Question

Q1. Calculate the amount of copper produced in 1.0 hour when aqueous CuBr2 solution was electrolyzed by using a current of 4.50 A. Q2. In another electroplating experiment, if electric current was passed for 3 hours and 2.00 g of silver was deposited from a AgNO3 solution, what was the current used in amperes

Answer 1

`\boxed{\text{Q1. 3.6 g; Q2. 0.2 A}}`

Step-by-step explanation:

Q1. Mass of Cu

(a) Write the equation for the half-reaction.

Cu²⁺ + 2e⁻ ⟶ Cu

The number of electrons transferred (z) is 2 mol per mole of Cu.
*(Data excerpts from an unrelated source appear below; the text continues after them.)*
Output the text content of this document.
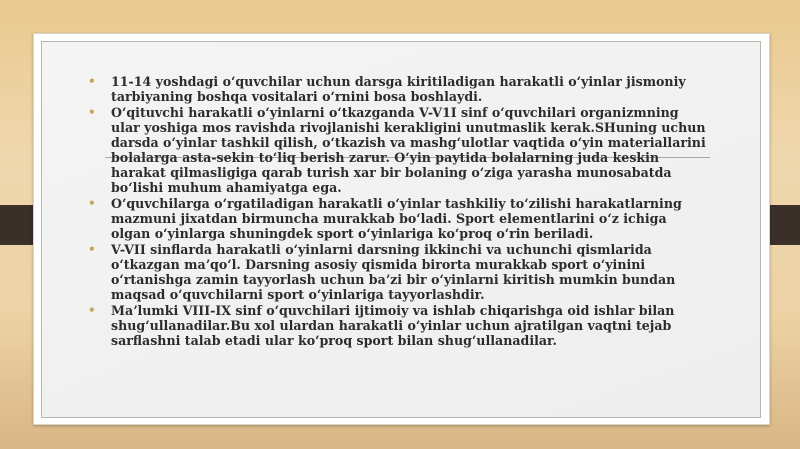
• 11-14 yoshdagi oʻquvchilar uchun darsga kiritiladigan harakatli oʻyinlar jismoniy tarbiyaning boshqa vositalari oʻrnini bosa boshlaydi.
• Oʻqituvchi harakatli oʻyinlarni oʻtkazganda V-V1I sinf oʻquvchilari organizmning ular yoshiga mos ravishda rivojlanishi kerakligini unutmaslik kerak.SHuning uchun darsda oʻyinlar tashkil qilish, oʻtkazish va mashgʻulotlar vaqtida oʻyin materiallarini bolalarga asta-sekin toʻliq berish zarur. Oʻyin paytida bolalarning juda keskin harakat qilmasligiga qarab turish xar bir bolaning oʻziga yarasha munosabatda boʻlishi muhum ahamiyatga ega.
• Oʻquvchilarga oʻrgatiladigan harakatli oʻyinlar tashkiliy toʻzilishi harakatlarning mazmuni jixatdan birmuncha murakkab boʻladi. Sport elementlarini oʻz ichiga olgan oʻyinlarga shuningdek sport oʻyinlariga koʻproq oʻrin beriladi.
• V-VII sinflarda harakatli oʻyinlarni darsning ikkinchi va uchunchi qismlarida oʻtkazgan maʼqoʻl. Darsning asosiy qismida birorta murakkab sport oʻyinini oʻrtanishga zamin tayyorlash uchun baʼzi bir oʻyinlarni kiritish mumkin bundan maqsad oʻquvchilarni sport oʻyinlariga tayyorlashdir.
• Maʼlumki VIII-IX sinf oʻquvchilari ijtimoiy va ishlab chiqarishga oid ishlar bilan shugʻullanadilar.Bu xol ulardan harakatli oʻyinlar uchun ajratilgan vaqtni tejab sarflashni talab etadi ular koʻproq sport bilan shugʻullanadilar.
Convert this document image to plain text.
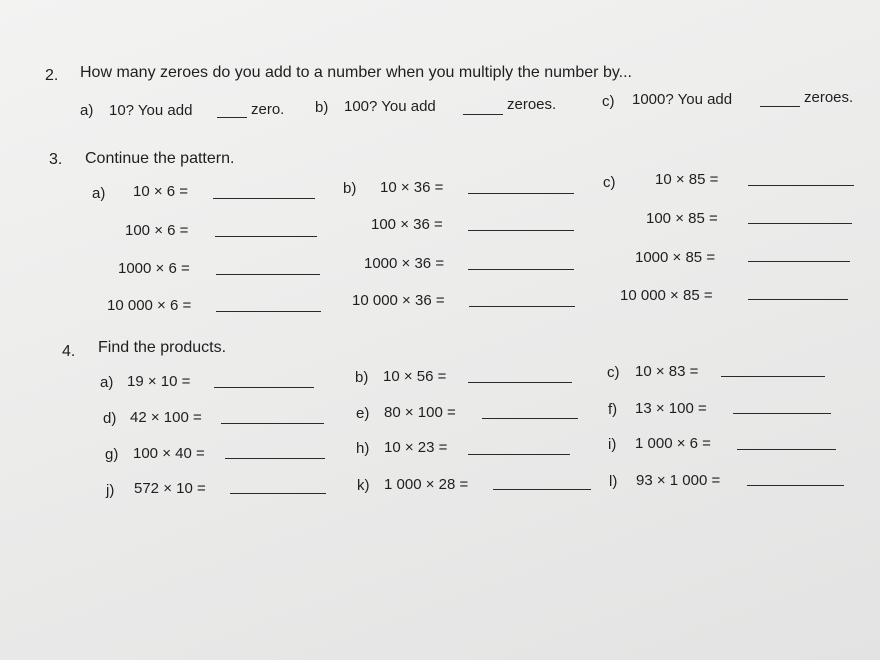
2. How many zeroes do you add to a number when you multiply the number by...
a) 10? You add	zero. b) 100? You add	zeroes.	c) 1000? You add	zeroes.
3. Continue the pattern.
a) 10 × 6 =
100 × 6 =
1000 × 6 =
10 000 × 6 =
b) 10 × 36 =
100 × 36 =
1000 × 36 =
10 000 × 36 =
c)	10 × 85 =
100 × 85 =
1000 × 85 =
10 000 × 85 =
4. Find the products.
a) 19 × 10 =	b) 10 × 56 =	c) 10 × 83 =
d) 42 × 100 =	e) 80 × 100 =	f) 13 × 100 =
g) 100 × 40 =	h) 10 × 23 =	i) 1 000 × 6 =
j) 572 × 10 =	k) 1 000 × 28 =	l) 93 × 1 000 =
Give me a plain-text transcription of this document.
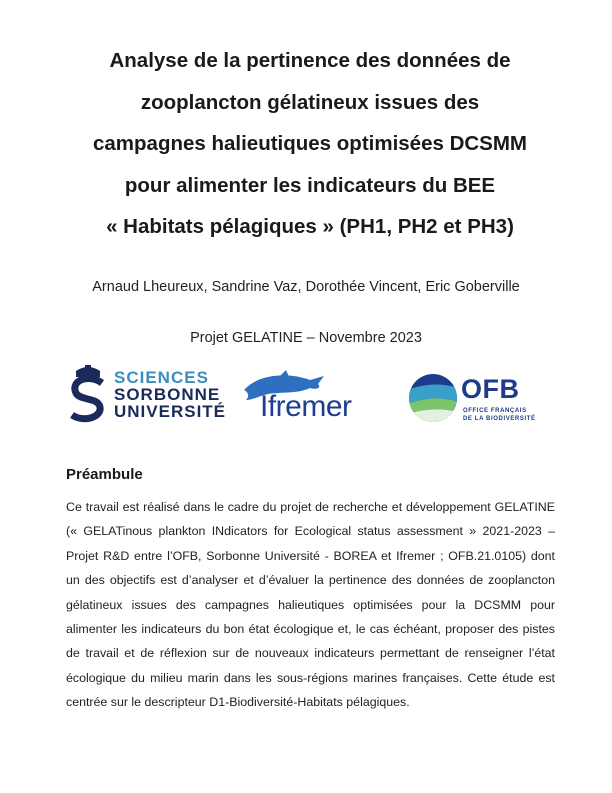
Analyse de la pertinence des données de
zooplancton gélatineux issues des
campagnes halieutiques optimisées DCSMM
pour alimenter les indicateurs du BEE
« Habitats pélagiques » (PH1, PH2 et PH3)
Arnaud Lheureux, Sandrine Vaz, Dorothée Vincent, Eric Goberville
Projet GELATINE – Novembre 2023
SCIENCES
SORBONNE
UNIVERSITÉ Ifremer
OFB
OFFICE FRANÇAIS
DE LA BIODIVERSITÉ
Préambule
Ce travail est réalisé dans le cadre du projet de recherche et développement GELATINE (« GELATinous plankton INdicators for Ecological status assessment » 2021-2023 – Projet R&D entre l’OFB, Sorbonne Université - BOREA et Ifremer ; OFB.21.0105) dont un des objectifs est d’analyser et d’évaluer la pertinence des données de zooplancton gélatineux issues des campagnes halieutiques optimisées pour la DCSMM pour alimenter les indicateurs du bon état écologique et, le cas échéant, proposer des pistes de travail et de réflexion sur de nouveaux indicateurs permettant de renseigner l’état écologique du milieu marin dans les sous-régions marines françaises. Cette étude est centrée sur le descripteur D1-Biodiversité-Habitats pélagiques.
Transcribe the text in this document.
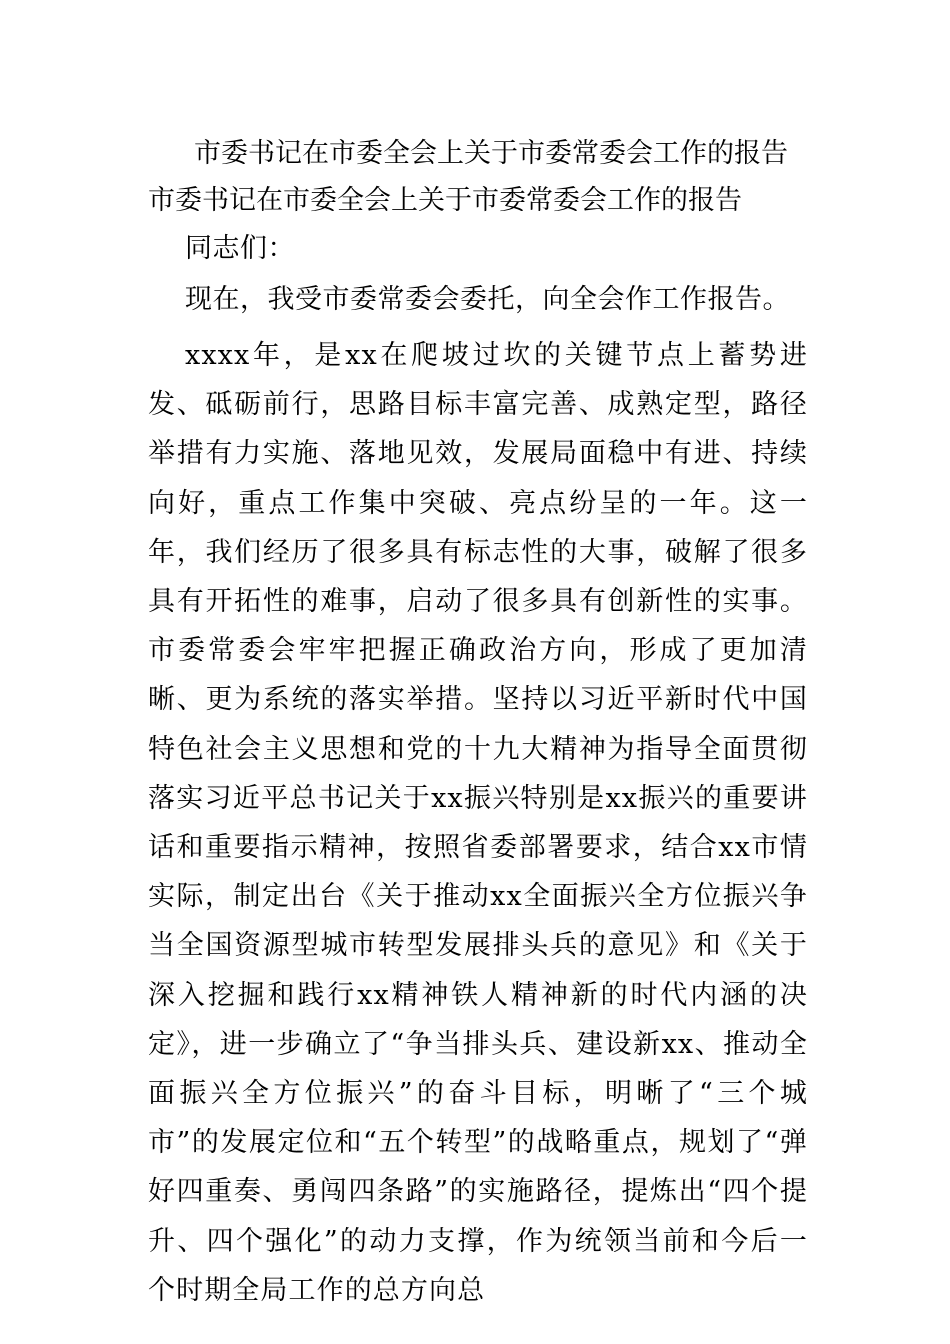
市委书记在市委全会上关于市委常委会工作的报告
市委书记在市委全会上关于市委常委会工作的报告
同志们：
现在，我受市委常委会委托，向全会作工作报告。
xxxx年，是xx在爬坡过坎的关键节点上蓄势进发、砥砺前行，思路目标丰富完善、成熟定型，路径举措有力实施、落地见效，发展局面稳中有进、持续向好，重点工作集中突破、亮点纷呈的一年。这一年，我们经历了很多具有标志性的大事，破解了很多具有开拓性的难事，启动了很多具有创新性的实事。市委常委会牢牢把握正确政治方向，形成了更加清晰、更为系统的落实举措。坚持以习近平新时代中国特色社会主义思想和党的十九大精神为指导全面贯彻落实习近平总书记关于xx振兴特别是xx振兴的重要讲话和重要指示精神，按照省委部署要求，结合xx市情实际，制定出台《关于推动xx全面振兴全方位振兴争当全国资源型城市转型发展排头兵的意见》和《关于深入挖掘和践行xx精神铁人精神新的时代内涵的决定》，进一步确立了“争当排头兵、建设新xx、推动全面振兴全方位振兴”的奋斗目标，明晰了“三个城市”的发展定位和“五个转型”的战略重点，规划了“弹好四重奏、勇闯四条路”的实施路径，提炼出“四个提升、四个强化”的动力支撑，作为统领当前和今后一个时期全局工作的总方向总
(b) Calculate the number of coulombs

q = It

`\text{t} = \text{1.0 h} * \frac{\text{3600 s}}{\text{1 h}} = \text{3600 s}\\\\q = \text{3 C/s} * \text{ 3600 s} = \textbf{10 800 C}`

(c) Mass of Cu

We can summarize Faraday's laws of electrolysis as

`\begin{array}{rcl}m &=& (qM)/(zF)\\\\& = &(10 800 * 63.55)/(2 * 96 485)\\\\& = & \textbf{3.6 g}\\\end{array}\\\text{The mass of Cu produced is $\boxed{\textbf{3.6 g}}$}`

Note: The answer can have only two significant figures because that is all you gave for the time.

Q2. Current used

(a) Write the equation for the half-reaction.

Ag⁺ + e⁻ ⟶ Ag

The number of electrons transferred (z) is 1 mol per mole of Ag.

(a) Calculate q

`\begin{array}{rcl}m &=& (qM)/(zF)\\\\2.00& = &(q * 107.87)/(1 * 96 485)\\\\q &=& (2.00 * 96485)/(107.87)\\\\& = & \textbf{1789 C}\\\end{array}`

(b) Calculate the current

t = 3 h = 3 × 3600 s = 10 800 s

`\begin{array}{rcl}q&=& It\\1789 & = & I * 10800\\I & = & (1789)/(10800)\\\\& = & \textbf{0.2 A}\\\end{array}\\\text{The current used was $\large \boxed{\textbf{0.2 A}}$}`

Note: The answer can have only one significant figure because that is all you gave for the time.